Wiedmer: Vols droppng Heels shows weakness

Wednesday, August 18, 2010

Herman Schrader and his wife Mary have been University of Tennessee football season-ticket holders for more than 40 years. For the last decade or so that's meant driving from their East Ridge home to the Kmart on Highway 58 early on the morning of every home game, then boarding a bus with friends for the two-hour ride to Neyland Stadium.

"Section K in the South end zone, 51 rows up," Schrader said Tuesday evening. "Only place we've ever sat."

And he's excited to start another season of Big Orange football on Sept. 4, when the Vols host UT-Martin.

"Oh, I look forward to it every year," Schrader said. "To me, it's so much more than the game. I love to watch the crowd, watch the people. I love the whole atmosphere. I even love watching the warm-ups."

But he didn't love hearing that Tennessee has decided to drop a two-game series with North Carolina that was set to begin next season in favor of non-BCS conference foe Buffalo of the Mid-American Conference.

"Now that's something I don't like," he said. "I like playing UCLA, North Carolina, Oregon, teams like that. I don't like pushovers."

The Vols apparently believe so strongly that North Carolina is capable of pushing over UT's bowl hopes for next season that they're willing to pay the Tar Heels $750,000 to cancel the contract.

"Personally, it's kind of a downer for me because I was looking forward to playing Carolina as a North Carolina native," UT athletic director Mike Hamilton told the Knoxville News Sentinel. "But without the ability to move it later in the decade, we felt like we needed to break that six-game stretch up and put a non-BCS team in there."

Assuming the Vols haven't fallen so far so fast that they're shaking in their Adidas cleats over opening the 2011 season with North Texas and Cincinnati, that stretch would have begun on Week 3 with a road trip to Florida, followed by a visit to Chapel Hill, an off week, home games against Georgia and LSU, back on the road against Alabama and a home game on Halloween weekend against South Carolina.

Even the game after that is no picnic, what with dangerous and rapidly improving Middle Tennessee dropping in. Cap that off with road trips to Arkansas and Kentucky sandwiched around a home game against Vanderbilt and it's easy to see why Hamilton or football coach Derek Dooley might search for relief anywhere it can be found.

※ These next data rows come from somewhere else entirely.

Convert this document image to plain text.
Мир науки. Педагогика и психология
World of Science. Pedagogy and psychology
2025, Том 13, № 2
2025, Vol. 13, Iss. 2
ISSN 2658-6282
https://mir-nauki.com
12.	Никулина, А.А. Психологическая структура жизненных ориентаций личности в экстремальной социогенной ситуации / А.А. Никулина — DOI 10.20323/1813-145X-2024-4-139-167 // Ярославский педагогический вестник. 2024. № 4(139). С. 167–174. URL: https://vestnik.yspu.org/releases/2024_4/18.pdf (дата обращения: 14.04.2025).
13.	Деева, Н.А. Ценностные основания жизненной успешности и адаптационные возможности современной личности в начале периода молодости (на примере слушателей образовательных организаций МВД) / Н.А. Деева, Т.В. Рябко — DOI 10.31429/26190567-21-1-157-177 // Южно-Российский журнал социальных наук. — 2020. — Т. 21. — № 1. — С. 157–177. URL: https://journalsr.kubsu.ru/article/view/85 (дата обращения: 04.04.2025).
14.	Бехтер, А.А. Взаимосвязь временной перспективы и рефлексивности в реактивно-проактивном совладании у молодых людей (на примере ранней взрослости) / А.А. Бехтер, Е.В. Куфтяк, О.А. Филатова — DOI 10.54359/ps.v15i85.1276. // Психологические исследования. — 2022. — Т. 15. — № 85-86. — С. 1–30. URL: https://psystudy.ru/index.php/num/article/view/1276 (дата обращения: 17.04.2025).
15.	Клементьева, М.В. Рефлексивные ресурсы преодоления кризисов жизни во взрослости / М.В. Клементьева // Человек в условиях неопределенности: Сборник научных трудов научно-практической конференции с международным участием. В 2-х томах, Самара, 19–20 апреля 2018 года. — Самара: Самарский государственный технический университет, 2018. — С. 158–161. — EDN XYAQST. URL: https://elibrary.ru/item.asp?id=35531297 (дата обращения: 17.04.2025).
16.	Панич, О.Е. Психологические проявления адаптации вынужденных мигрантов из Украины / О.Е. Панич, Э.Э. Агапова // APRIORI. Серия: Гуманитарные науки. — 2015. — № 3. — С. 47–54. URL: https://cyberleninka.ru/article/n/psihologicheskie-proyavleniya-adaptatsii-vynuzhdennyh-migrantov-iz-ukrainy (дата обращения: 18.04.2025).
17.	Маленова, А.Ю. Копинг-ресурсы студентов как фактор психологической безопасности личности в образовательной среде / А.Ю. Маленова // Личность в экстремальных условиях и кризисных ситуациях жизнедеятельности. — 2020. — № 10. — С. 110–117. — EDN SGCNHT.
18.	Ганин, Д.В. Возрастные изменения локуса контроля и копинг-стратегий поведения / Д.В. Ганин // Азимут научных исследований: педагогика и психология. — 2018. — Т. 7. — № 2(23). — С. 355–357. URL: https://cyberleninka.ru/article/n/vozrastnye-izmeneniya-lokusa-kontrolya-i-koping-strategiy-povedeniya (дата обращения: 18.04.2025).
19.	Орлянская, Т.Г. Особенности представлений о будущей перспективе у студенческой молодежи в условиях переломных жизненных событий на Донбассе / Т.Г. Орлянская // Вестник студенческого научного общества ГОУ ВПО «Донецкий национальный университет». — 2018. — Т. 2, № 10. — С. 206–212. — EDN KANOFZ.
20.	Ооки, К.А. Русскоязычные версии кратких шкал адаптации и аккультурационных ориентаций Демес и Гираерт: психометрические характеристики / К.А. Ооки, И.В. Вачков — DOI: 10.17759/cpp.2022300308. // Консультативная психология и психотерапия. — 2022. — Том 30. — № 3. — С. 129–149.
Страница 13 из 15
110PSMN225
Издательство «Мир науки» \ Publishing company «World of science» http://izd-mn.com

But it's also not like these are the basketball Tar Heels of Michael Jordan, Vince Carter and Phil Ford. And even if they were, do you think Vols hoops boss Bruce Pearl would ask for a buyout?

Pearl would be more likely to ask the NCAA for a waiver to face Jordan, Carter and Tyler Hansbrough all at the same time, just to make it all more fun and frenzied and marketable.

If it were Pearl, he'd even request the shot clock be turned off so the Heels could go to the Four Corners one last time, especially if it would get him a Saturday 9 p.m. tipoff on ESPN's flagship network.

Obviously, basketball isn't football. One loss never kills you in hoops until it's the last game of the season. Every game counts in football, as the BCS boys are only too happy to remind us. And a loss at UNC could turn a potential UT bowl season next autumn into a 5-7 campaign, complete with all those lost bowl practices.

There's also the matter of adding another home game next season by dropping UNC. With that extra $3 million they'll pocket, the Vols can buy off the Heels, slip a few hundred thousand dollars Buffalo's way and still come out way ahead.

Still, isn't a contract a contract? And shouldn't Tennessee be big enough to honor it? Sure, the scholarships are down. But they aren't that down. Furthermore, remember how Pearl used his four suspended players last January to shock No. 1 Kansas? Maybe UT loses to UNC next season, but in 2012 that same matchup in Neyland could give them the kind of early victory that they could ride to a storybook campaign.

But this may be the best reason the Vols should have kept their word and the UNC series:

Said ticket holder Schrader of the supposed certainty of beating the Bulls as opposed to a possible loss to the Tar Heels: "I'd rather see us lose to North Carolina than beat Buffalo."

Too bad the UT brass doesn't feel the same.